Un país asentado sobre una riqueza mineral fabulosa está en la obligación de desarrollar su industria metalúrgica en el marco de un verdadero desarrollo sostenible e inserta en los protocolos de seguridad y protección ambiental.
Cuando se destruye el ambiente, se destruye el lazo del ser humano con la naturaleza. La perspectiva de nuestras comunidades originarias conducía a ver en los ritos una suerte de sistemas que permitían aprovechar los recursos naturales, convenientes a las peculiaridades del ecosistema local.
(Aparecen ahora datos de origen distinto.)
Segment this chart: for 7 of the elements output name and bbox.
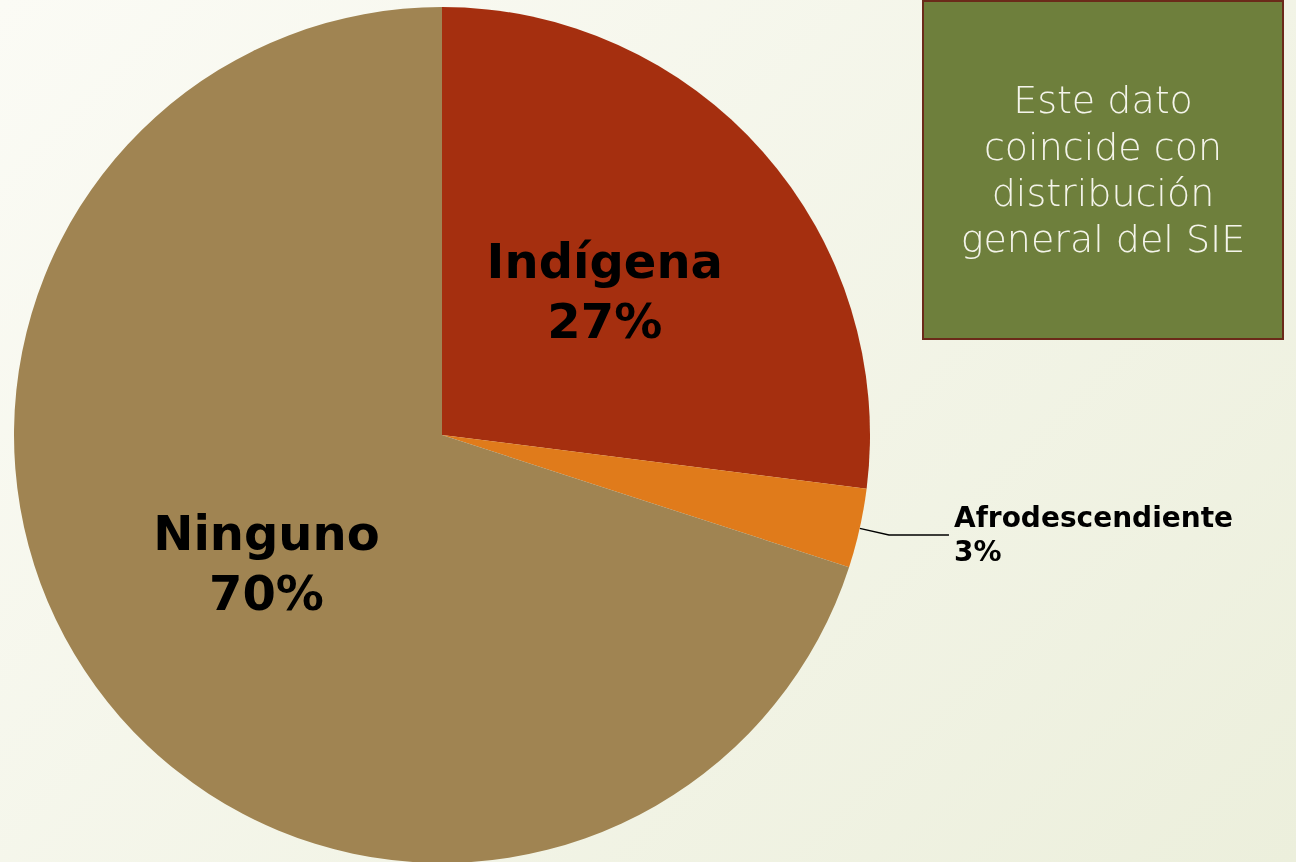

Aun cuando se corre el riesgo de idealizar esas relaciones con la naturaleza, es importante resaltar que la extinción de los mitos y los dioses proviene de las mismas causas que han suscitado la ruina ecológica.
Parecería que conviene recordar con frecuencia el carácter de hierofanía de la metalurgia para que la política minera y ambiental se reconcilie con Hefesto y no provoque su ira. O tal vez no a Hefesto, pero sí a Canaima, descrita por Gallegos como «la sombría divinidad de los guaicas y maquiritares, el dios frenético, principio del mal y causa de todos los males que disputa el mundo a Cajuña el bueno».